Question

What is the boiling point of an ionic solution containing 29.7 grams $N{{a}_{2}}S{{O}_{4}}$ and 84.4 grams water, assuming 100% ionization?

Answer 1

The solute in this question is sodium sulfate ($N{{a}_{2}}S{{O}_{4}}$) and the solvent is water. The formula that can be used to solve the question will be:
$\Delta {{T}_{b}}=i\text{ x }{{\text{K}}_{b}}\text{ x m}$
Where $\Delta {{T}_{b}}$ is the elevation in the boiling point of a solution when the solute is added to a solvent, i is the van’t Hoff factor, ${{K}_{b}}$ is the elevation in boiling point constant, and m is the molality of the solution.

Complete answer:
We have to the boiling point of the solution in which sodium sulfate and water are present.
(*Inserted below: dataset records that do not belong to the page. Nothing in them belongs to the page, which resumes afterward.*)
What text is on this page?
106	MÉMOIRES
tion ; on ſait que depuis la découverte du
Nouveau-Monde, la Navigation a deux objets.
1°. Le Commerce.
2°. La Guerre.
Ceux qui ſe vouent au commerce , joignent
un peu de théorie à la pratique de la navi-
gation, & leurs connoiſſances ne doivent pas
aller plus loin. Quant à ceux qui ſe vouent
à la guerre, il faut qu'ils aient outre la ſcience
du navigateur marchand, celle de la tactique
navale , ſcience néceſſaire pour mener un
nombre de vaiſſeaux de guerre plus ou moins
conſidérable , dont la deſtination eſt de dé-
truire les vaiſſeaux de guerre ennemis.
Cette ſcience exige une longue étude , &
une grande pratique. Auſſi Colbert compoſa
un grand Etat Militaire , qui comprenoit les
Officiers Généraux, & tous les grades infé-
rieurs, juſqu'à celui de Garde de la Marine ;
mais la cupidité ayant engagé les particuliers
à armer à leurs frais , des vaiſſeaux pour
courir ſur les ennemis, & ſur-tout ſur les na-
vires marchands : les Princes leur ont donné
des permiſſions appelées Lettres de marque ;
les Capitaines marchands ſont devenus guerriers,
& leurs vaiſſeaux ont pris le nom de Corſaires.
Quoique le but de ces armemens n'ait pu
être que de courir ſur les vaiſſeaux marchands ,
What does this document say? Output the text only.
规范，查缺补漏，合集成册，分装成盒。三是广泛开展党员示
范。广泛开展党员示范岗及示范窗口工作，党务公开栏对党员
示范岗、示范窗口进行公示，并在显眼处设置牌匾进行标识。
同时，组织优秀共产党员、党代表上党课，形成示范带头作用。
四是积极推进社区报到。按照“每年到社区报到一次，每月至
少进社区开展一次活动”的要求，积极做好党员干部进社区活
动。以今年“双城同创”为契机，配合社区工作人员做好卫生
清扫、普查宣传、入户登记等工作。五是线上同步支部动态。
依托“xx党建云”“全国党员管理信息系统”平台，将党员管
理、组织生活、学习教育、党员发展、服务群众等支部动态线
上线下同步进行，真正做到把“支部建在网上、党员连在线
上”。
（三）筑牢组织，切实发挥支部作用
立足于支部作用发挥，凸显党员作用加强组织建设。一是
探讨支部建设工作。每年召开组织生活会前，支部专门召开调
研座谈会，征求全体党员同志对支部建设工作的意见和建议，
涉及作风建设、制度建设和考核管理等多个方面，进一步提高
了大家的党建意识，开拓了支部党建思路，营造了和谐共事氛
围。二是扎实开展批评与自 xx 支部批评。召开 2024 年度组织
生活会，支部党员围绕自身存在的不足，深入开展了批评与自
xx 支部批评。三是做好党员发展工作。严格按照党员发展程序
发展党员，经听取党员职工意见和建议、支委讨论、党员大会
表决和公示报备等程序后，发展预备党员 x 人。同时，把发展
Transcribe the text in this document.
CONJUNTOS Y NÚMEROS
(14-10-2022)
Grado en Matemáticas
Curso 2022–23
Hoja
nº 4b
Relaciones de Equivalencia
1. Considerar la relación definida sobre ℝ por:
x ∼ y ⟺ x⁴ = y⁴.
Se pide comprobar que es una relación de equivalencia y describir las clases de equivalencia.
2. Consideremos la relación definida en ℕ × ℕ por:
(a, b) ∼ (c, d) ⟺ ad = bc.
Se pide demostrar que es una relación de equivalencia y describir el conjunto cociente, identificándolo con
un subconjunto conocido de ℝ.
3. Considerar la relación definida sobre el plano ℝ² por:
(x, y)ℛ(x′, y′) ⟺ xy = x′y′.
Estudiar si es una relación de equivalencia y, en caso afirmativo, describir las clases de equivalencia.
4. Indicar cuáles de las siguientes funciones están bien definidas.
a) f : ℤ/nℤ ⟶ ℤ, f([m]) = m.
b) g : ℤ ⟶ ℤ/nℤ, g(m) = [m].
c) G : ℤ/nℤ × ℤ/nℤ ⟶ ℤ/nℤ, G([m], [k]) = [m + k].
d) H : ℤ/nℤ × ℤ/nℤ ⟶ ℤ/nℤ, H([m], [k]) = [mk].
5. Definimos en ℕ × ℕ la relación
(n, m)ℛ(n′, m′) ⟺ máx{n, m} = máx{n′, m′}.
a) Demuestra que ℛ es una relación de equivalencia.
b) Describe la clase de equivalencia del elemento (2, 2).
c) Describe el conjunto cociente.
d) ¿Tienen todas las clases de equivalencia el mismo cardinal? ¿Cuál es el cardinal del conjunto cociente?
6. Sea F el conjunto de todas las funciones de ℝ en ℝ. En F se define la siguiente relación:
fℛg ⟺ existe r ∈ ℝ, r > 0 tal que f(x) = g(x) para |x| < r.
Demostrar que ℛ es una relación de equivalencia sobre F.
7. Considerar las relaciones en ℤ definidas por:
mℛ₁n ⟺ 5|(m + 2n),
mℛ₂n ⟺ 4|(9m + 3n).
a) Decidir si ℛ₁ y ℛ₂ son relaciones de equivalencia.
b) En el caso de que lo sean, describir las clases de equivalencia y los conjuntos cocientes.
The solute is sodium sulfate ($N{{a}_{2}}S{{O}_{4}}$) and the solvent is water and the question says that there is 100% ionization of the solute molecules. The reaction will be:
$N{{a}_{2}}S{{O}_{4}}\to 2N{{a}^{+}}+SO_{4}^{2-}$
So, we can see that the solute is dissociating into 3 ions.
The formula that can be used to solve the question will be:
$\Delta {{T}_{b}}=i\text{ x }{{\text{K}}_{b}}\text{ x m}$
Where $\Delta {{T}_{b}}$ is the elevation in the boiling point of a solution when the solute is added to a solvent, i is the van’t Hoff factor, ${{K}_{b}}$ is the elevation in boiling point constant or ebullioscopic constant, and m is the molality of the solution.
Here it will be 3 because 3 ions are formed.
Number of moles for 29.7 grams of $N{{a}_{2}}S{{O}_{4}}$ will be:
$Moles=\dfrac{29.7}{142.04}=0.2091$
So, the molality of the solution will be:
$Molality=\dfrac{0.2091}{0.0844}=2.477$
As we know that the ebullioscopic constant of water is ${{0.512}^{\circ }}C\text{ }kg\text{ }mo{{l}^{-1}}$. Now putting all these values in the formula, we get:
$\Delta {{T}_{b}}=3\text{ x 0}\text{.512 x 2}\text{.477 = 3}\text{.80}{{\text{5}}^{\circ }}\text{C}$
So, the rise in the temperature is ${{3.805}^{\circ }}C$, this is equal to the difference of the boiling point of the pure solvent and solution. This is written as:
$\Delta {{T}_{b}}={{T}_{b}}-T_{b}^{\circ }$
$3.805={{T}_{b}}-100$
${{T}_{b}}=100+3.805={{103.85}^{\circ }}C$
So, the boiling point of the solution is ${{103.805}^{\circ }}C$.

Note:
In the question, the number of moles is calculated by taking the ratio of the given mass of sodium sulfate and the molecular mass of sodium sulfate, and the molality of the solution is calculated as the ratio of moles of sodium sulfate and the mass of the water in kg.